I was reading the new and I came across this article . I have not spent lots of time reading the paper the article referred to but I pretty much agree with the fact that people rarely update their BIOS and since it does not get updated regularly it must be vulnerable to attacks.

However there is not known similar attacks, at least on large scale in spite of all the sophisticated attacks we hear about these-days. What is the article (and I) missing? what is stopping such attacks from happening?

  • A related question/answer that might be informational.
    – RoraΖ
    Commented Jun 15, 2015 at 19:20
  • Depending on the attack, people might assume bad hardware. Or they may not be aware of a problem at all
    – Phil Lello
    Commented Mar 18, 2016 at 20:13

2 Answers 2


There are hundreds or even thousands of BIOS versions. Many motherboards (especially older) had have BIOS modified to specific hardware. There versions are very similar and changes between them (withing the same vendor and major version) are very small, often cosmetic. However, they differ.

So, infecting BIOS is not trivial, and is getting even harder each year.
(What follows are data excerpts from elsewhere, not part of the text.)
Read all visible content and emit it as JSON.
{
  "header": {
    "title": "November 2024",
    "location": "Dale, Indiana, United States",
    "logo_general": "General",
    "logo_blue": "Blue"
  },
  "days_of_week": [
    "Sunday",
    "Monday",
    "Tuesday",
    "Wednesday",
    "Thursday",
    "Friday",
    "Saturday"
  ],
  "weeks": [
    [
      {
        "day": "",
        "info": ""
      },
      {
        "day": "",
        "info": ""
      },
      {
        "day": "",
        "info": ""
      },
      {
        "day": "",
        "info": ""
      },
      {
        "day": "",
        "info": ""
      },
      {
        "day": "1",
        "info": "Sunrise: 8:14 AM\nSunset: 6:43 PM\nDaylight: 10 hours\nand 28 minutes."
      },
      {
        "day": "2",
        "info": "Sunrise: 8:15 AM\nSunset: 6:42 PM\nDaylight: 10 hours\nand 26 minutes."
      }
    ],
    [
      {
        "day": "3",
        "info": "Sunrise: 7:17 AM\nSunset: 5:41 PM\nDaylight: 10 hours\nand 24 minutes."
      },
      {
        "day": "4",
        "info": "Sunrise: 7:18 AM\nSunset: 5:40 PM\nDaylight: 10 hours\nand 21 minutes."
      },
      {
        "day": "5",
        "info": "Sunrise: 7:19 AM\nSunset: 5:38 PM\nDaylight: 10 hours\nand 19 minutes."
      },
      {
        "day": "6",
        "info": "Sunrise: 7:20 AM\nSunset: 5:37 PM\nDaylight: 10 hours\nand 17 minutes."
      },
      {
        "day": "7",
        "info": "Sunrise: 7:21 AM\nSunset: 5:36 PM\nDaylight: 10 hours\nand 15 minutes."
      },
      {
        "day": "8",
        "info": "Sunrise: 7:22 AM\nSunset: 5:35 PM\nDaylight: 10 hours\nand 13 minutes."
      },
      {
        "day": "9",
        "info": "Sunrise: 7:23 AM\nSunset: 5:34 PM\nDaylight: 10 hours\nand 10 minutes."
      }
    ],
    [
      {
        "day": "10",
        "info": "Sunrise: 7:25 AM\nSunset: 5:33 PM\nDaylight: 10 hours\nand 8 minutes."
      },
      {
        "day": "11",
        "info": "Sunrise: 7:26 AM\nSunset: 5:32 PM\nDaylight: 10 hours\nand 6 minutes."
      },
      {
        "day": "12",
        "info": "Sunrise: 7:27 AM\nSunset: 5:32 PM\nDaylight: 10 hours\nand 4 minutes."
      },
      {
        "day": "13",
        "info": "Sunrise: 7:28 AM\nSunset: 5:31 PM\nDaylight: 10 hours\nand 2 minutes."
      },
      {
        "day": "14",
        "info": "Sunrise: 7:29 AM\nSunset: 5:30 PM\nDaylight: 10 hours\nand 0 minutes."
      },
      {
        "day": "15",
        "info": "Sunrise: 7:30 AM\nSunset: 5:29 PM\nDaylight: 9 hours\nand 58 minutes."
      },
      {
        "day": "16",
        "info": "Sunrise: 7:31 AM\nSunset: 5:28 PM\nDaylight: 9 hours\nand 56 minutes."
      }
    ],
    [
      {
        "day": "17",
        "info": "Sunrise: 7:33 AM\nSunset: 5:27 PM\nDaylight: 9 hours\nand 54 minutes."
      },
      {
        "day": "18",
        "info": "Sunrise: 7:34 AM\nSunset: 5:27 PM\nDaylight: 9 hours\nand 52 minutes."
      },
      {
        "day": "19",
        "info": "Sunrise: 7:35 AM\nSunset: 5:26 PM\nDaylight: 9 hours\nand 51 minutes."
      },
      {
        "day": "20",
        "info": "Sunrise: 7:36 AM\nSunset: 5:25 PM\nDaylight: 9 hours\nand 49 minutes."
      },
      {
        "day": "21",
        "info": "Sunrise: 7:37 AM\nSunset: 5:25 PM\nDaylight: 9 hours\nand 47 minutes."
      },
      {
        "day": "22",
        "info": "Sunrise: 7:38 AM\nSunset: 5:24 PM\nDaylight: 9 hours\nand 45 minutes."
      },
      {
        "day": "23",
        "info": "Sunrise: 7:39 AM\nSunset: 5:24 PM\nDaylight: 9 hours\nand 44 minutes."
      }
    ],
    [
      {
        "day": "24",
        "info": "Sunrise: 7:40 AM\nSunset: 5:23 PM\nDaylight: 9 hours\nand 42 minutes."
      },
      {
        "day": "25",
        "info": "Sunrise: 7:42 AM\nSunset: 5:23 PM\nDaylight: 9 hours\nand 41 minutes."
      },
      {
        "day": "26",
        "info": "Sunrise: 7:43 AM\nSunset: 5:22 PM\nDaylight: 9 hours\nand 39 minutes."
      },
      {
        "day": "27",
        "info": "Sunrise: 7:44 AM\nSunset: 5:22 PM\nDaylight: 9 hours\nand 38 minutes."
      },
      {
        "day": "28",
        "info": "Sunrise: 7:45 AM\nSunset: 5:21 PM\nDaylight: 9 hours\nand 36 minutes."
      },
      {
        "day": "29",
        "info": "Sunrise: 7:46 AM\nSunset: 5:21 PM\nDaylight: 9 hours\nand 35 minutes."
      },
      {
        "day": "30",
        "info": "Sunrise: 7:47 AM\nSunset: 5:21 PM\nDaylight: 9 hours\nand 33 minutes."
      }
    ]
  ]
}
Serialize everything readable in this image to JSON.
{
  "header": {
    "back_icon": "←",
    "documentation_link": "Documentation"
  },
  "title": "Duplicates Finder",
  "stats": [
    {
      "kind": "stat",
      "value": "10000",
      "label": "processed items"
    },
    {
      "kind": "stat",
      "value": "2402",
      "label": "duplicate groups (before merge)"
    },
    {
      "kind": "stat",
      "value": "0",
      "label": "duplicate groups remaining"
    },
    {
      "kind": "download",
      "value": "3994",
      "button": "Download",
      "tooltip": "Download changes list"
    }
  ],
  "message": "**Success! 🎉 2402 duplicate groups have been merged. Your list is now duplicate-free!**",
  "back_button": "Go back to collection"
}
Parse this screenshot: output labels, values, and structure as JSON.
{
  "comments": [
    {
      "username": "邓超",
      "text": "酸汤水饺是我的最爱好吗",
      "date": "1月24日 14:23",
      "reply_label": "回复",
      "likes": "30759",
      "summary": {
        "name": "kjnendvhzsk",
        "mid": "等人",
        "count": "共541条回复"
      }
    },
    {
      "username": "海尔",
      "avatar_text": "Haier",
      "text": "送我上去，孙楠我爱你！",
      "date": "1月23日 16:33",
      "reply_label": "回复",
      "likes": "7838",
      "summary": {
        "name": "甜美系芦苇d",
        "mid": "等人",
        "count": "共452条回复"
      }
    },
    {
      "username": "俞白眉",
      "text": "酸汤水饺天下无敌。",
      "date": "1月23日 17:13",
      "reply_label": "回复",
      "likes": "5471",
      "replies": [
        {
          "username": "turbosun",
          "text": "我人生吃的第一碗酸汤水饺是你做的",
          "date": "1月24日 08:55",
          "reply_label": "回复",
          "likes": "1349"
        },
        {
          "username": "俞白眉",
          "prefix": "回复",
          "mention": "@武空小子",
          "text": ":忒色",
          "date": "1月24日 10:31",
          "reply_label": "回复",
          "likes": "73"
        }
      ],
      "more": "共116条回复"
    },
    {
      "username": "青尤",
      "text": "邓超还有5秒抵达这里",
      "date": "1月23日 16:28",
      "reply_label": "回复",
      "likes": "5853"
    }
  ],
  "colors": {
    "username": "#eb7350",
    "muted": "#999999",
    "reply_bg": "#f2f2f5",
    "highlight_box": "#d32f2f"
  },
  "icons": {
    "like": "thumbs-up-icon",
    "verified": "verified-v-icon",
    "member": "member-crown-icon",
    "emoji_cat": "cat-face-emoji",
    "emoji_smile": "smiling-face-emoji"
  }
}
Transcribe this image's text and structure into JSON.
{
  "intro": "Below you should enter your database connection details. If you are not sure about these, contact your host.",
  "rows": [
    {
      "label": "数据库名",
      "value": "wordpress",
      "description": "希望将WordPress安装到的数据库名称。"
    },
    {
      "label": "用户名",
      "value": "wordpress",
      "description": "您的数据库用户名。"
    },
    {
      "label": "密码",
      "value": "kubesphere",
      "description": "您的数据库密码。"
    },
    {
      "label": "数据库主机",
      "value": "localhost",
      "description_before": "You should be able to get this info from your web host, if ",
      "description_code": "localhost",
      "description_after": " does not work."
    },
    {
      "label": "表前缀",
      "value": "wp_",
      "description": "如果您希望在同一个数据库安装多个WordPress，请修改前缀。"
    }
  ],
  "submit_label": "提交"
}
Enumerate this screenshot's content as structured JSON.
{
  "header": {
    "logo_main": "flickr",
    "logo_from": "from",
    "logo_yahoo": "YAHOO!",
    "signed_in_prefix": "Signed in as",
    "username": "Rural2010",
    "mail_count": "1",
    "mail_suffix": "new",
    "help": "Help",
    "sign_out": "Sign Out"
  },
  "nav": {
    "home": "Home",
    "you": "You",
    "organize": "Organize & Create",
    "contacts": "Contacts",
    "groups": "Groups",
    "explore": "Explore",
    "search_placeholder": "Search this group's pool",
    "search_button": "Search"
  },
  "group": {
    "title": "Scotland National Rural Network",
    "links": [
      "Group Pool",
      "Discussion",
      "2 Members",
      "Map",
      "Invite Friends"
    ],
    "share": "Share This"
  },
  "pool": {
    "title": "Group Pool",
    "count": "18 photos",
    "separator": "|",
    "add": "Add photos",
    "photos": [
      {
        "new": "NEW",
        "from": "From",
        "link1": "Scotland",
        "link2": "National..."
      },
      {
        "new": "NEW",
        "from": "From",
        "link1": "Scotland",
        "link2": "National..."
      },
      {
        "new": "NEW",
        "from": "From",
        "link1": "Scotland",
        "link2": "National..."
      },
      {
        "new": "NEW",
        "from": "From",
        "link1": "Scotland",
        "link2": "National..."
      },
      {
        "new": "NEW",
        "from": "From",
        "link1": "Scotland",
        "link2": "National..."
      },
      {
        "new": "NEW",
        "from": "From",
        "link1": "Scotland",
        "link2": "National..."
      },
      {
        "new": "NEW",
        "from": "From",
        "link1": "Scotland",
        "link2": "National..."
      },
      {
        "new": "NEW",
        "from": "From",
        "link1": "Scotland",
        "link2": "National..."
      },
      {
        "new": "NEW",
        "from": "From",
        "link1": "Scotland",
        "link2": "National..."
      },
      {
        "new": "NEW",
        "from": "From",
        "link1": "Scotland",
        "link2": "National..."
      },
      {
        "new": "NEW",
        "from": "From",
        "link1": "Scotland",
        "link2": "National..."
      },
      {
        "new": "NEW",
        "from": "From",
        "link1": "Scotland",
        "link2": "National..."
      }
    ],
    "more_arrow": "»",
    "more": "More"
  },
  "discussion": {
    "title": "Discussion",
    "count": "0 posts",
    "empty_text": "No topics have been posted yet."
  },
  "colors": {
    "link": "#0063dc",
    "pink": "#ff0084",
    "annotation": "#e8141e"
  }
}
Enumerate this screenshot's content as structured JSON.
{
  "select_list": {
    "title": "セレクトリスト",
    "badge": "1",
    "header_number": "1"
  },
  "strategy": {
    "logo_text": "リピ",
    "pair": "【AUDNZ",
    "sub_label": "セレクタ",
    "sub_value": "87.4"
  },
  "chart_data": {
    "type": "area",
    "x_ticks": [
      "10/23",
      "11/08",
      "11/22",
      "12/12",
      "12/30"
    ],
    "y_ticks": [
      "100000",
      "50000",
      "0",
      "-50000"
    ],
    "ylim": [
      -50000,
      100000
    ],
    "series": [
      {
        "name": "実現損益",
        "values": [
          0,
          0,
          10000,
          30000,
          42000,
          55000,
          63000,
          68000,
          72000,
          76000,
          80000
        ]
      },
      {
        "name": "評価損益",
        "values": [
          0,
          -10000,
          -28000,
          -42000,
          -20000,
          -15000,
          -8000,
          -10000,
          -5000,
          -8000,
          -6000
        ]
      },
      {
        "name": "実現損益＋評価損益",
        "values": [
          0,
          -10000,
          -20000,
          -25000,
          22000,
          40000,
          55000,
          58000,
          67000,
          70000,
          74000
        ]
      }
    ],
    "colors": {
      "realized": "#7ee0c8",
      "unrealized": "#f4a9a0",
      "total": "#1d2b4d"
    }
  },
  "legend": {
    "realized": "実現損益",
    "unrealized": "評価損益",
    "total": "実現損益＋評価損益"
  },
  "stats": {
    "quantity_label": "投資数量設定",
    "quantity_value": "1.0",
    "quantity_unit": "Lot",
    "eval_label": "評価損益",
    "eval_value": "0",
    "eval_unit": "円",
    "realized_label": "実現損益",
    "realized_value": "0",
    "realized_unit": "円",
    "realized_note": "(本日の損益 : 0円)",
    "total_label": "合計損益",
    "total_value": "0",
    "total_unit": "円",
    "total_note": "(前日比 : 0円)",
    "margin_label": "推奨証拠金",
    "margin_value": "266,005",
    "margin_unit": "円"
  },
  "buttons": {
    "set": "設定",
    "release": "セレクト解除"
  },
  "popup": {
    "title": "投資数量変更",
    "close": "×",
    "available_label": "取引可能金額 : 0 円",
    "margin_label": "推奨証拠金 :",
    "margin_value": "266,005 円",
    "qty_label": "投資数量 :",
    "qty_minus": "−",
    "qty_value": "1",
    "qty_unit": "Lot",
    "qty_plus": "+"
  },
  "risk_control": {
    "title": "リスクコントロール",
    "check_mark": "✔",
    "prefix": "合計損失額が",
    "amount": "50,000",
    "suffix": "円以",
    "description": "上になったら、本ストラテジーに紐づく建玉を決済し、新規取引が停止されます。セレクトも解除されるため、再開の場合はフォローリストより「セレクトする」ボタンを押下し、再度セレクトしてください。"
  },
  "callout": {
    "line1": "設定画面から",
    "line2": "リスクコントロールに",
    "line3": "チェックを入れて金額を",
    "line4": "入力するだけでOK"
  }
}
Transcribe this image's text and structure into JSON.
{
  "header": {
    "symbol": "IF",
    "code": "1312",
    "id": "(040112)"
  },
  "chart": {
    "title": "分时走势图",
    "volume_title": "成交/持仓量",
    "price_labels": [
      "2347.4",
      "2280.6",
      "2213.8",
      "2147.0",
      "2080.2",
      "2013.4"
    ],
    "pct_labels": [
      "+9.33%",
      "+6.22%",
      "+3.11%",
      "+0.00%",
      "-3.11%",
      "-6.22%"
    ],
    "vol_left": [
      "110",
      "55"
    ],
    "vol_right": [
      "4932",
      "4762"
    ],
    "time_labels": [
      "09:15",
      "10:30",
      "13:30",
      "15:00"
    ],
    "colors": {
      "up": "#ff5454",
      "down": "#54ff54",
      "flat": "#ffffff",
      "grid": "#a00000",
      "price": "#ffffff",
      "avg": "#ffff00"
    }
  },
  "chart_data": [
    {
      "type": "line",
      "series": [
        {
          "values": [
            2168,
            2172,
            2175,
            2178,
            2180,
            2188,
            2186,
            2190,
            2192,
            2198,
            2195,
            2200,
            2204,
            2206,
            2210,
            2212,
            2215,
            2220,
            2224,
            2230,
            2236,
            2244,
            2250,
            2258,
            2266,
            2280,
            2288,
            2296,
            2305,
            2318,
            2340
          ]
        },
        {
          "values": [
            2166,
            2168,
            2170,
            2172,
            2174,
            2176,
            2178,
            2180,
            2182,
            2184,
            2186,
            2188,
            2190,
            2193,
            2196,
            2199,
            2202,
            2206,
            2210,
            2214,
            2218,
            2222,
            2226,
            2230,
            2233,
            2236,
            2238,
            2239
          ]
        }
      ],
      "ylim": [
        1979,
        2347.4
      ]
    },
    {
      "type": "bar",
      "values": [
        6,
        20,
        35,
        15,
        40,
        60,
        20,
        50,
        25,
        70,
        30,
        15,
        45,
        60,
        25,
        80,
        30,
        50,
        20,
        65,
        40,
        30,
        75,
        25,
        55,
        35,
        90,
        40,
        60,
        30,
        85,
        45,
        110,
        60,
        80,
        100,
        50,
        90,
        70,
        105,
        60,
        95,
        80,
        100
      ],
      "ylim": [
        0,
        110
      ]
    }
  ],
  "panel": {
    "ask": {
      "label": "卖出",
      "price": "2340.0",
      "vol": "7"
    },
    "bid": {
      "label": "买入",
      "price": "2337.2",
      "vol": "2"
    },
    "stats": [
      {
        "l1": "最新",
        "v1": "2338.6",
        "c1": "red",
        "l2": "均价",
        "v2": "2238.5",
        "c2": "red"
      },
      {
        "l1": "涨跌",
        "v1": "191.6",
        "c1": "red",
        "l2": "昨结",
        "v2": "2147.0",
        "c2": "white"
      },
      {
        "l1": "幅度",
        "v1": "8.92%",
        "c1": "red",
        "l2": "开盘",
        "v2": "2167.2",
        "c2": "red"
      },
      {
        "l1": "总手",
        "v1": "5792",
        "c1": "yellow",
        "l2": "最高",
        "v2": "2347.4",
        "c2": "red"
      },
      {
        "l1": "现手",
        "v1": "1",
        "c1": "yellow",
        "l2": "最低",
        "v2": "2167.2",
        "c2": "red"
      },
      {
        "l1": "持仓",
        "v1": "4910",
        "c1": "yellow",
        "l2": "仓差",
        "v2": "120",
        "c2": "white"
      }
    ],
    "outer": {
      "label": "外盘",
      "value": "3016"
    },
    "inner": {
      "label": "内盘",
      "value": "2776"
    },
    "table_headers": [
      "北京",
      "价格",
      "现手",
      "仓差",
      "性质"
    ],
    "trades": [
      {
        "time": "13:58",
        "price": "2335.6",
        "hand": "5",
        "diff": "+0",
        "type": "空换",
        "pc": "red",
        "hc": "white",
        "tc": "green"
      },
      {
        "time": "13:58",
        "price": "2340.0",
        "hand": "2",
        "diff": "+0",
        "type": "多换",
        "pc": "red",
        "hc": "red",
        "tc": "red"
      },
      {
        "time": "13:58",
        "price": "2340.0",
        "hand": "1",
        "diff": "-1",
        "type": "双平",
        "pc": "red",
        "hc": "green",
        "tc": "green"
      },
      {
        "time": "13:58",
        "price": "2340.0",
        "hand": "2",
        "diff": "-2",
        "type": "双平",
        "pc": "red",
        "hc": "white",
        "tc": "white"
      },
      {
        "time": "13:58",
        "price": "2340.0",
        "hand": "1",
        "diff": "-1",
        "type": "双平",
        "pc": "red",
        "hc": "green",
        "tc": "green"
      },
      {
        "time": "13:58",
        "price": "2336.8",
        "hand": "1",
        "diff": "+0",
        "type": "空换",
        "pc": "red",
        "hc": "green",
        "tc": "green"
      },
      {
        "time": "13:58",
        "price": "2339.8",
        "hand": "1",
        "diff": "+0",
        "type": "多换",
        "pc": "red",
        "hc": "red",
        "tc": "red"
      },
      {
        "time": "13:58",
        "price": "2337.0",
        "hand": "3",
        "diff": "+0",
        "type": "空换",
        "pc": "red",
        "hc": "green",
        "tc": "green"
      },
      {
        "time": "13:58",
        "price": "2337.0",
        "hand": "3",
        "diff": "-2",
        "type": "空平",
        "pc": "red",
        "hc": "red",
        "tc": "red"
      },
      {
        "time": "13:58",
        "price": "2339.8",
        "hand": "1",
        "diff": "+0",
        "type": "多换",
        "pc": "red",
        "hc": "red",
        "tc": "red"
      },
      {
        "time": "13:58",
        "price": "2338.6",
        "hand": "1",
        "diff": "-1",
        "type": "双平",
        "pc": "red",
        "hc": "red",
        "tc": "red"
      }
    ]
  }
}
In the same time, assembler knowledge is getting more and more rarer and harder. And each year bigger percentage of new viruses are written by C++/C#/VB.NET people, who doesn't do assembler at all. Don't expect them to be able to write proper handling code for these hundreds of versions.


There are EFI attacks that have wide-scale impact (in the case of the linked document, apparently to all Mac laptops not running a recent system update). Attacks on firmware have occurred in the wild as well. In short, such attacks are possible and are probably happening; it just might be that not many people are talking about them.

  • 1
    there may not be much awareness, especially since EFI attacks do not necessarily show up in a virus scanner.